European consumer countries buy about 20 percent of their oil needs from Iranian sources. But they also buy from Arab suppliers shipping oil through the Strait of Hormuz.

Switching to another source could entail its own bureaucratic and logistical complications, which could be further exacerbated if that alternative source was an Arab supplier, such as Saudi Arabia, on the other side of potential flash point Strait of Hormuz.

With the Iranian-Western war of words raising the specter of the strait becoming blocked either through Iranian action or even an accident, European strategic interests lie in seeking a substitute for Iranian oil away from the Persian Gulf region in Africa or even Latin America.

Questions remain over whether Iran can or really wants to block the waterway, as doing so will choke a major source of its income.

Further questions remain on whether the strait, once blocked, can be cleared as easily or quickly as predicted in numerous prognoses bandied about in the media.

A blocked strait will escalate the problem of oil supply beyond Europe and European needs and trigger a global difficulty that will require Western control of the Iranian side of the waterway.
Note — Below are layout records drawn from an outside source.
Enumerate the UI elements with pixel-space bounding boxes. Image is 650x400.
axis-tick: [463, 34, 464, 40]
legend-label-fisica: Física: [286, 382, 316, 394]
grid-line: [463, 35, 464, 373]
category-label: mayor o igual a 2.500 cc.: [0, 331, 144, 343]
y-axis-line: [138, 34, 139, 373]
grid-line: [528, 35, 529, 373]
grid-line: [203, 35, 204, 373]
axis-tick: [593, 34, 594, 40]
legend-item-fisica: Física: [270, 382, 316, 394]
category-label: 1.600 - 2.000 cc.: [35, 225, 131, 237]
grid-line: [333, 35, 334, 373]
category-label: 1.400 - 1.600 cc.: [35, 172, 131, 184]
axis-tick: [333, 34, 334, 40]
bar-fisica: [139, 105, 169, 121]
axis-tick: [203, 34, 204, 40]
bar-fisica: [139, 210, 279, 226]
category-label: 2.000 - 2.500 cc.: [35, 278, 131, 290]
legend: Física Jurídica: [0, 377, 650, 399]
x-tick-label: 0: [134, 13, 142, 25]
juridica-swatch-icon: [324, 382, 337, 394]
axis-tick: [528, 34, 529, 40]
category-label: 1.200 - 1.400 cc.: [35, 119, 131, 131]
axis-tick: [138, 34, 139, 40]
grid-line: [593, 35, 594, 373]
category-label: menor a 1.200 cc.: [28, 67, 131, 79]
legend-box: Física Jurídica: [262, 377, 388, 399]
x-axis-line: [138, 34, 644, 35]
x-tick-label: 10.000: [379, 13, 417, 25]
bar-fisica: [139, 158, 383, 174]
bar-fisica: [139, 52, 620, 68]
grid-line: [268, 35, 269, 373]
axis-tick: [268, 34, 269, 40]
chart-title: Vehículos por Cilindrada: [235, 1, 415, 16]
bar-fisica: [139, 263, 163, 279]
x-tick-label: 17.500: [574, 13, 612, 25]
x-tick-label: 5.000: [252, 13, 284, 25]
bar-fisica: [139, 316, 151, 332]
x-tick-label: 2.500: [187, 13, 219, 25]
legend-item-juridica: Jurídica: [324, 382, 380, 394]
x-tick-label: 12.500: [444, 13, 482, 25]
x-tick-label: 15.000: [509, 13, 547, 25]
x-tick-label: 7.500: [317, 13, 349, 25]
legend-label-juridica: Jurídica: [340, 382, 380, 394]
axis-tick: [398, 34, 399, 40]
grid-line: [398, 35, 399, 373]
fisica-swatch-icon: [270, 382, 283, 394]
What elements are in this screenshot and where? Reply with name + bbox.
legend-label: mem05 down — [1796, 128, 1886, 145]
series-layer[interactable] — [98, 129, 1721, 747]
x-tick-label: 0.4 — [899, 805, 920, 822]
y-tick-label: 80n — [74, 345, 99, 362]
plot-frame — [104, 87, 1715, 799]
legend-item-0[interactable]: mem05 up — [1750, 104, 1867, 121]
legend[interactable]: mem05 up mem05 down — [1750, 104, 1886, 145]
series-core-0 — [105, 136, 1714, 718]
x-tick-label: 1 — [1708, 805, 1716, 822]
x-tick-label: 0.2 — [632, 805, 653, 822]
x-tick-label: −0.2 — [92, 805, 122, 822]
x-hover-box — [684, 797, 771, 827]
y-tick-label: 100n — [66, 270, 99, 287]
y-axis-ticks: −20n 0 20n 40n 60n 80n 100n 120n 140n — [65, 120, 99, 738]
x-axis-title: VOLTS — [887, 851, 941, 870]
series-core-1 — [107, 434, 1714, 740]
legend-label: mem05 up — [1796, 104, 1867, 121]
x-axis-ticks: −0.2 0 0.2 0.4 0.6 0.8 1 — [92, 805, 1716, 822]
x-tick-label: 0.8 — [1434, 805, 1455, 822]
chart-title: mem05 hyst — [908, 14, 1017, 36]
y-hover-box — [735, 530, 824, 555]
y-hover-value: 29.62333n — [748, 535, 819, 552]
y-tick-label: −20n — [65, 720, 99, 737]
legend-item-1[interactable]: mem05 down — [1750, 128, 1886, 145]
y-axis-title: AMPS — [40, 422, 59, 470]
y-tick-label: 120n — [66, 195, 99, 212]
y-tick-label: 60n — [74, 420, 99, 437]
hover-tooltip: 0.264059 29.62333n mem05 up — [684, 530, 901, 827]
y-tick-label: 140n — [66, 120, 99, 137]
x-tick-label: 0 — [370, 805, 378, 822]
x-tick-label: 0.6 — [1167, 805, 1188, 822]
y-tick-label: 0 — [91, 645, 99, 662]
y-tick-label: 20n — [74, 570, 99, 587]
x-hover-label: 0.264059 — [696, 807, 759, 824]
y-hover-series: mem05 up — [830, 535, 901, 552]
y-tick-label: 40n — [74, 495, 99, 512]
The strait is about 34 miles at its narrowest point and is monitored by Iran from the north and by Oman from the south, in addition to all the international powers active in the area.

Past collisions in the waterway indicate that ships have to follow strict rules outlined in a Traffic Separation Scheme to sail up and down the strait.

Despite the 34-mile width at its narrowest point, the Hormuz Strait's actual tanker traffic lane is 6 miles wide, of which each of the inbound and outbound lanes take up a 2-mile stretch, leaving room for a 2-mile wide separating median.

Although tanker traffic averages about a dozen a day, sometimes a little more, there's a lot of essential consumer, defense and strategic shipping traffic, which is about as important as an estimated 15 million barrels of oil passing through daily.

The slightest glitch in the shipping routines has the potential to disrupt the delicate balance of the Strait of Hormuz maritime traffic. U. S. Navy units directly engaged with Iranian forces in and around the strait on April 18, 1988 -- four days after the U.S. guided missile frigate USS Samuel B. Roberts was crippled by an Iranian mine.

U.S. forces sank an Iranian frigate, a gunboat and six armed speedboats and damaged a second frigate. There was no major disruption to the oil shipping, however. Minor U.S.-Iranian naval incidents have continued since.

In January 2007 the U.S. nuclear submarine USS Newport News, traveling submerged, struck 300,000-ton Japanese supertanker Mogamigawa just south of the strait but no oil leaked as a result. However, analysts said, an oil spill in the strait would not be as urgent an issue as a waterway blocked by war debris that took time to clear. A day's delay in the oil shipments will unleash mayhem on the markets.

European oil traders are urgently looking at options for oil supply from the Mediterranean, including Libya, and west Africa.